Eine Mutter, die ihren Sohn im Kinderwagen durch die Herrenstraße schiebt, geht "automatisch am Rand". Eine gekennzeichnete Fläche für Fußgänger gibt es nicht, denn der gesamte Straßenraum gehört ja allen Verkehrsteilnehmern gleichermaßen. Auf das entsprechende Schild hoch oben am Laternenmast aufmerksam gemacht, schüttelt sie den Kopf. "An Tempo 20 halten sich eher wenige." Und wenn sie mit dem Fahrrad hier durchfahre, werde sie auch immer wieder angehupt, Platz zu machen, damit der nachfolgende Pkw überholen könne. Ihr persönlich wäre eine Fußgängerzone lieber, genauso wie auch einer anderen Passantin.

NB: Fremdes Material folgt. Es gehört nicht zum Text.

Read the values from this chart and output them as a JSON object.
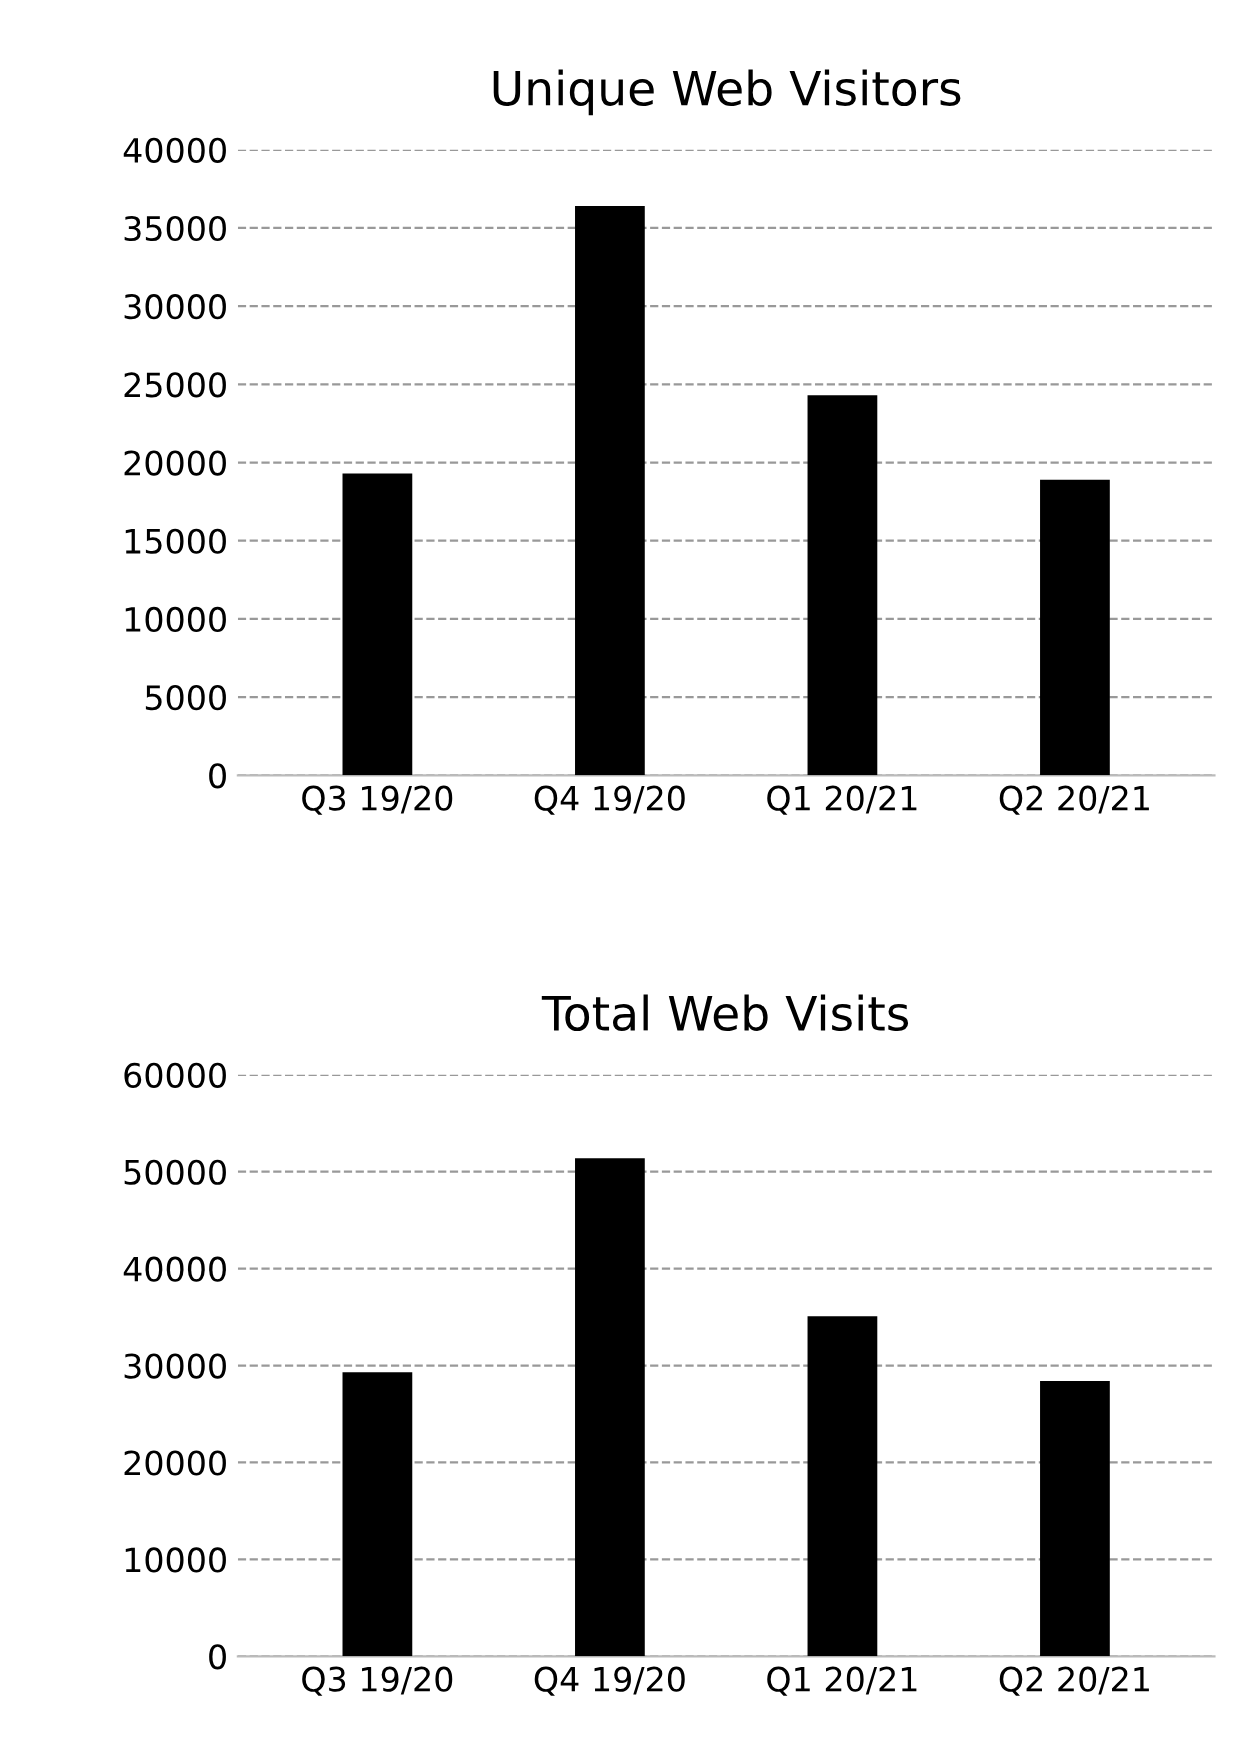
{
  "chart_data": [
    {
      "type": "bar",
      "title": "Unique Web Visitors",
      "categories": [
        "Q3 19/20",
        "Q4 19/20",
        "Q1 20/21",
        "Q2 20/21"
      ],
      "values": [
        19300,
        36400,
        24300,
        18900
      ],
      "color": "#000000",
      "ylim": [
        0,
        40000
      ],
      "yticks": [
        0,
        5000,
        10000,
        15000,
        20000,
        25000,
        30000,
        35000,
        40000
      ],
      "grid": "y",
      "legend": false
    },
    {
      "type": "bar",
      "title": "Total Web Visits",
      "categories": [
        "Q3 19/20",
        "Q4 19/20",
        "Q1 20/21",
        "Q2 20/21"
      ],
      "values": [
        29300,
        51400,
        35100,
        28400
      ],
      "color": "#000000",
      "ylim": [
        0,
        60000
      ],
      "yticks": [
        0,
        10000,
        20000,
        30000,
        40000,
        50000,
        60000
      ],
      "grid": "y",
      "legend": false
    }
  ]
}
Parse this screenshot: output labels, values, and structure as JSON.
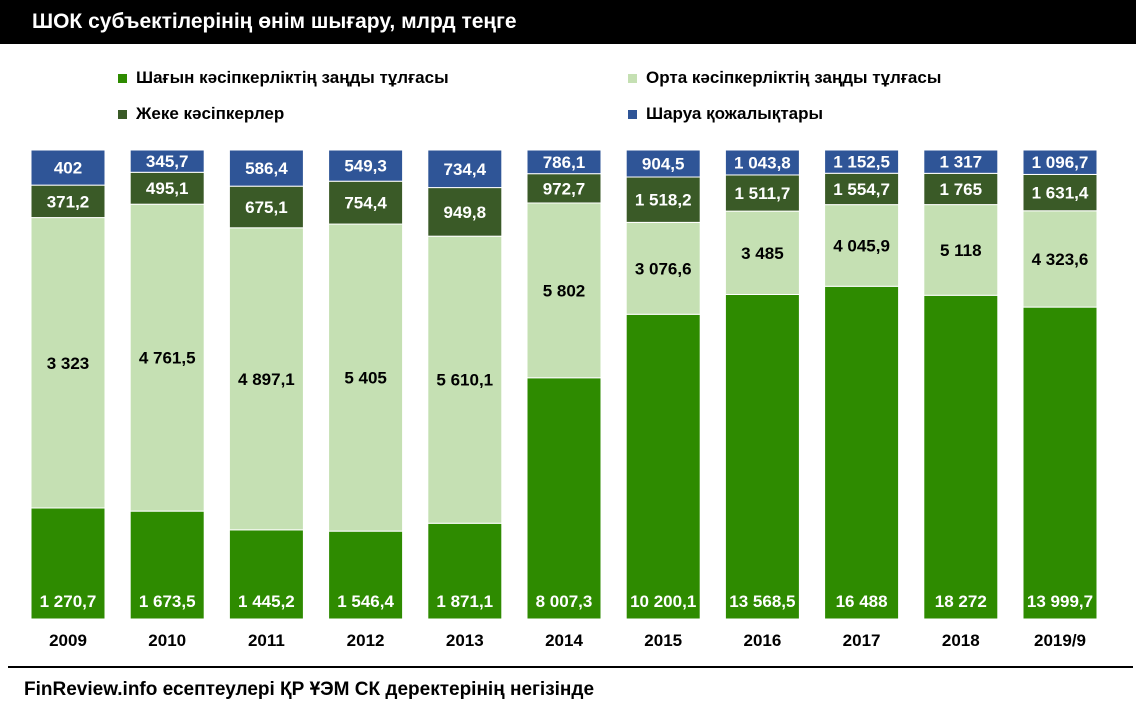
{
  "title": "ШОК субъектілерінің өнім шығару, млрд теңге",
  "footer": "FinReview.info есептеулері ҚР ҰЭМ СК деректерінің негізінде",
  "chart_data": {
    "type": "bar",
    "stacked": true,
    "normalized": true,
    "legend_position": "top",
    "categories": [
      "2009",
      "2010",
      "2011",
      "2012",
      "2013",
      "2014",
      "2015",
      "2016",
      "2017",
      "2018",
      "2019/9"
    ],
    "series": [
      {
        "name": "Шағын кәсіпкерліктің заңды тұлғасы",
        "color": "#2e8b00",
        "values": [
          1270.7,
          1673.5,
          1445.2,
          1546.4,
          1871.1,
          8007.3,
          10200.1,
          13568.5,
          16488,
          18272,
          13999.7
        ],
        "labels": [
          "1 270,7",
          "1 673,5",
          "1 445,2",
          "1 546,4",
          "1 871,1",
          "8 007,3",
          "10 200,1",
          "13 568,5",
          "16 488",
          "18 272",
          "13 999,7"
        ]
      },
      {
        "name": "Орта кәсіпкерліктің заңды тұлғасы",
        "color": "#c5e0b3",
        "values": [
          3323,
          4761.5,
          4897.1,
          5405,
          5610.1,
          5802,
          3076.6,
          3485,
          4045.9,
          5118,
          4323.6
        ],
        "labels": [
          "3 323",
          "4 761,5",
          "4 897,1",
          "5 405",
          "5 610,1",
          "5 802",
          "3 076,6",
          "3 485",
          "4 045,9",
          "5 118",
          "4 323,6"
        ]
      },
      {
        "name": "Жеке кәсіпкерлер",
        "color": "#3a5a27",
        "values": [
          371.2,
          495.1,
          675.1,
          754.4,
          949.8,
          972.7,
          1518.2,
          1511.7,
          1554.7,
          1765,
          1631.4
        ],
        "labels": [
          "371,2",
          "495,1",
          "675,1",
          "754,4",
          "949,8",
          "972,7",
          "1 518,2",
          "1 511,7",
          "1 554,7",
          "1 765",
          "1 631,4"
        ]
      },
      {
        "name": "Шаруа қожалықтары",
        "color": "#2f5597",
        "values": [
          402,
          345.7,
          586.4,
          549.3,
          734.4,
          786.1,
          904.5,
          1043.8,
          1152.5,
          1317,
          1096.7
        ],
        "labels": [
          "402",
          "345,7",
          "586,4",
          "549,3",
          "734,4",
          "786,1",
          "904,5",
          "1 043,8",
          "1 152,5",
          "1 317",
          "1 096,7"
        ]
      }
    ]
  }
}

Das sieht mancher Geschäftsinhaber in der Herrenstraße anders. Die Besitzerin eines Naturkosmetikladens findet es gut, dass vor ihrem Geschäft Autos parken dürfen. Denn Kundinnen kommen auch zu Kosmetikanwendungen. Anschließend, eventuell mit gerötetem Gesicht, durch die Stadt zu laufen, käme nicht bei jeder gut an. Allerdings seien die Gebühren in der Kurzparkzone mit zwei Euro für die Stunde "zu hoch", klagt die Unternehmerin.

"Unser Geschäft war früher in einer Einkaufspassage", sagt der Verkäufer von Wohnaccessoires. Doch das habe nicht gepasst. "Wir führen auch große Schalen oder Bodenvasen, da ist es wichtig, dass wir dem Kunden diese Dinge auch direkt vor der Tür in seinen Wagen verladen können."

Der Verkäuferin von Jeans, Shirts und Co ist es hingegen "egal, ob Begegnungs- oder Fußgängerzone". Nur manchmal störe es sie, wenn höhere Autos direkt vor den Schaufenstern stehenblieben und damit die Sicht auf die Schaufenster verstellt werde.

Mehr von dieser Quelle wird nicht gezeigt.